Thursday, July 25, 2019

Bayreuth: New Staging of Tannhäuser

The Bayreuth Festival began today with a new production of Richard Wagner's romantic opera Tannhäuser, directed by Tobias Kratzer and under the musical leadership of Valery Gergiev, both men making their Bayreuth debuts this year. For the director this opera goes beyond the conflict of profane versus pure love; he sees it as a clash between high and lowbrow art. Mr. Kratzer noticed that the composition of this work took place at a time when Wagner himself did not know whether he was going to go down in history as an anarchist or as a composer, or even if he was going to be remembered at all. Given this background to the work Mr. Kratzer states that "Wagner is writing about two models of life ... two conflicting love models." He goes on to explain that this approach to the story "makes it more contemporary than if you restrict the whole thing to the whore versus saint conflict of Romanticism."
Thus we are presented with a van with a green rabbit on top, and outside speakers, driving through the Romantic pine forests of Germany, and a biogas plant (an in-joke to the last Bayreuth production of this work by Sebastian Baumgarten). Driving the van are Venus in a skintight suit (Elena Zhidkova), and her lover Tannhäuser (Stephen Gould), a clown (shades of Josef von Sternberg's 1930 film The Blue Angel where a distinguish English professor marries a lusty cabaret performer only to find himself degraded to the role of clown -- literally). Riding with them, in silent roles, are Oskar the midget (Manni Laudenbach) and famed black cabaret drag queen Le Gateau Chocolat. The Venusberg is a simple German cottage complete with human-sized garden gnomes, a perfect reason for Le Gateau to don her Snow White outfit straight out of the Walt Disney film. As the relationship between Venus and Tannhäuser deteriorates during the Venusberg scene we discover that only one item makes any sense for him: a duffel bag with a vocal score that says "Wagner" on the front cover, presumably the score to this opera itself.
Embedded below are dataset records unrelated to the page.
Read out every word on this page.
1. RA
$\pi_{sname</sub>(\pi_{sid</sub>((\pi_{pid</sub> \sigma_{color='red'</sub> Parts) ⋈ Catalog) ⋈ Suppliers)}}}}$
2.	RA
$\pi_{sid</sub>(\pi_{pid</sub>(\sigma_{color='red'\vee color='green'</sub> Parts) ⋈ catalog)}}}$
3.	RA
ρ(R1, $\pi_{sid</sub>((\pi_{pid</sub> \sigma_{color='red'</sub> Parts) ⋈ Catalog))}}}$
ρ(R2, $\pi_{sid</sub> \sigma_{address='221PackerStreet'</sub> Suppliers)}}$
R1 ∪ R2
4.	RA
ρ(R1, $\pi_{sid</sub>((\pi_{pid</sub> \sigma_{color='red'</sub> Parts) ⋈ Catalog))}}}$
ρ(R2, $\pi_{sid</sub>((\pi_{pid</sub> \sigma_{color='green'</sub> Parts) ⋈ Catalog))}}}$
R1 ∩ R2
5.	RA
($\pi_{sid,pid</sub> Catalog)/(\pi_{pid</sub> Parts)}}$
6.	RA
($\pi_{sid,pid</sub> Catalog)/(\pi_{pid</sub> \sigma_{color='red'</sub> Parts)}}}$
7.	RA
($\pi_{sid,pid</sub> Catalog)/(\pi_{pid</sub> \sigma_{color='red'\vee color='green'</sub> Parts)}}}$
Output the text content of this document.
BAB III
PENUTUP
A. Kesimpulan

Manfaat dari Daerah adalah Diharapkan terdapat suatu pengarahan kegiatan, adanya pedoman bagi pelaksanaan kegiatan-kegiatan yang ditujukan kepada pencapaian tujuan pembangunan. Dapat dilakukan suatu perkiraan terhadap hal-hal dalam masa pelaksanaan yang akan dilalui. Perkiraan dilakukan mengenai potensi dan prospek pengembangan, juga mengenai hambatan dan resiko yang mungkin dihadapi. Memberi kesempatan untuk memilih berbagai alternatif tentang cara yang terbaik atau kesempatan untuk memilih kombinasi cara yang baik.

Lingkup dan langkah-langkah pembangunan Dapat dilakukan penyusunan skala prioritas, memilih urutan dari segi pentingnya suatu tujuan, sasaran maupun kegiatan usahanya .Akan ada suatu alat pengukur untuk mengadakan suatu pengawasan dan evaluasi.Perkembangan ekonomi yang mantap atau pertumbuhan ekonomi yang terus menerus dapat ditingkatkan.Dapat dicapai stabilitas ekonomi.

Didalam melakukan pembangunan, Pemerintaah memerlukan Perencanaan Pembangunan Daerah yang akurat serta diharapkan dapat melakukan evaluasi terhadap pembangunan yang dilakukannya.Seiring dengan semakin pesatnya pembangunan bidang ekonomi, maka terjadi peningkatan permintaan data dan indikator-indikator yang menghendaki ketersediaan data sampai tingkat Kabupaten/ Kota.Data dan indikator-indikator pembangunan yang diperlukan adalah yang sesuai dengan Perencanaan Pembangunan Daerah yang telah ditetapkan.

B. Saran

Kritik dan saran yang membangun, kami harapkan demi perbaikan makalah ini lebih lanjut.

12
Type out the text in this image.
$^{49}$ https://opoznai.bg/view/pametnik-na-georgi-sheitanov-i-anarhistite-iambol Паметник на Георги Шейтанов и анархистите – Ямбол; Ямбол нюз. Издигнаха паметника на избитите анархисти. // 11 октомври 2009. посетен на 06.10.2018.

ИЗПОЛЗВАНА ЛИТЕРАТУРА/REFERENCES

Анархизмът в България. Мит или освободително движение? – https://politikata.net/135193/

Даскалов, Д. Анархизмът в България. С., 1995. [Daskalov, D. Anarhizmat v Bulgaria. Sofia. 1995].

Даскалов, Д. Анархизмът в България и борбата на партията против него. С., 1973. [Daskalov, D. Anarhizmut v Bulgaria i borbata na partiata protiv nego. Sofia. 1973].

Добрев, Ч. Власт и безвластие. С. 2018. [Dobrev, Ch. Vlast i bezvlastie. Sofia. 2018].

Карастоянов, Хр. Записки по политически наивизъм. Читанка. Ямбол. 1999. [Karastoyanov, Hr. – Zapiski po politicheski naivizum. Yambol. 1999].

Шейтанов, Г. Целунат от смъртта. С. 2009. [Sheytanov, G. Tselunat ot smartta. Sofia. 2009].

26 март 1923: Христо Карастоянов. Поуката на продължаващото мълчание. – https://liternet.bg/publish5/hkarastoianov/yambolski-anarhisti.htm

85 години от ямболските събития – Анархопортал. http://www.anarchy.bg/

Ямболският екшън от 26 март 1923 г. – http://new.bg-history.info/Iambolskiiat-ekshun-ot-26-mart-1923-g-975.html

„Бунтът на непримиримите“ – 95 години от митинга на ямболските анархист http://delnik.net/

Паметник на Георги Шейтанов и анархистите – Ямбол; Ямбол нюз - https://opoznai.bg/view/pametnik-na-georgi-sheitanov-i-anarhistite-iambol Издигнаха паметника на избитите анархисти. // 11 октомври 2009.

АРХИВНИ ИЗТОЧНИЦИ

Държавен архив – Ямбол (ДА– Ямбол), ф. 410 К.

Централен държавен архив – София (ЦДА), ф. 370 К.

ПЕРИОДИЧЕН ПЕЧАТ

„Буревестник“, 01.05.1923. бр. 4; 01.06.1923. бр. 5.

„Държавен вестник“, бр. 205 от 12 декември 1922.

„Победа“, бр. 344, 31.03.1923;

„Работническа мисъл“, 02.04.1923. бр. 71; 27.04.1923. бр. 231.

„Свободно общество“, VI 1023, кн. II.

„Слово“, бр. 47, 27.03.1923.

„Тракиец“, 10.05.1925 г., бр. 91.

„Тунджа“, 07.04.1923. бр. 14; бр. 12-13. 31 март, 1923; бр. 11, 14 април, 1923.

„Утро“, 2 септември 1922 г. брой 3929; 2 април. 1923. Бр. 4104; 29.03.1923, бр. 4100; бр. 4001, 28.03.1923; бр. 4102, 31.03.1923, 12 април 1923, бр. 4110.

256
When he invokes the name of the Virgin Mary, Tannhäuser is transported to Bayreuth itself, and we find out that he was a singer who went rogue. He is welcomed back to the Green Hill, but not by Elisabeth (Lise Davidsen) who usually is absent from the first act. In this staging she makes an appearance and formally welcomes her former lover with a slap on the face.

The concept of using Bayreuth as the background for a production is reminiscent of Stefan Herheim's great staging of Parsifal in 2008 where Wahnfried became the point of departure for a production that chronicled the story of Germany through the World Wars and reconstruction. As Act II begins we realize that Mr. Kratzer will stage this act as if it were a performance of the act itself, even with video from backstage showing stage managers. The production in this ersatz staging is nothing like Bayreuth has seen since 1951. The costumes look like a pre-Wieland Wagner staging from the 1930's. The conflict between high and low art comes to a head during the song contest. Eventually, the characters from the first act infiltrate the Festspielhaus, and rush the stage at the mention of Venus and Tannhäuser's praise for carnal love. In a video cameo Katharina Wagner herself calls the police to arrest the intruders, and when they drive up the Green Hill they handcuff Tannhäuser and take him away as he sings the words "Nach Rom!"
As the opera continues into the concluding act the production becomes less Wagner's story, and begins to be overpowered by Mr. Kratzer's conceit. The third act takes place in a junkyard invaded by pilgrims who look more like refugees. Wolfram dresses up in the clown outfit and wig that Tannhäuser wore in Act I and, at the urging of Elisabeth herself, has sex with her in the van. Tannhäuser eventually returns only to find that Elisabeth has committed suicide.
There was amazing singing from all the principals, especially Stephen Gould, who is no stranger to the role of Tannhäuser. Lise Davidsen sang with a smooth, powerful voice that beautifully exemplifies this character. Markus Eiche has the perfect voice for Wolfram, and his song to the Evening Star was a highlight of the concluding act, pity that so much of the staging made very little sense. Valery Gergiev lead a competent reading of the score, but a personal vision of the work was missing. His appearance on stage during the curtain calls drew a smattering of boos.

Needless to say the production team was greeted by ferocious boos by about half of the audience, although applause seemed to have won out in the end due to the great quality of singing and acting by all. Not a bad start for this year's festival. Let's hope that the critics do not totally kill this production, since there are many good ideas, especially in the first act. I'm sure Mr. Kratzer will be refining the production as it makes a comeback in years to come.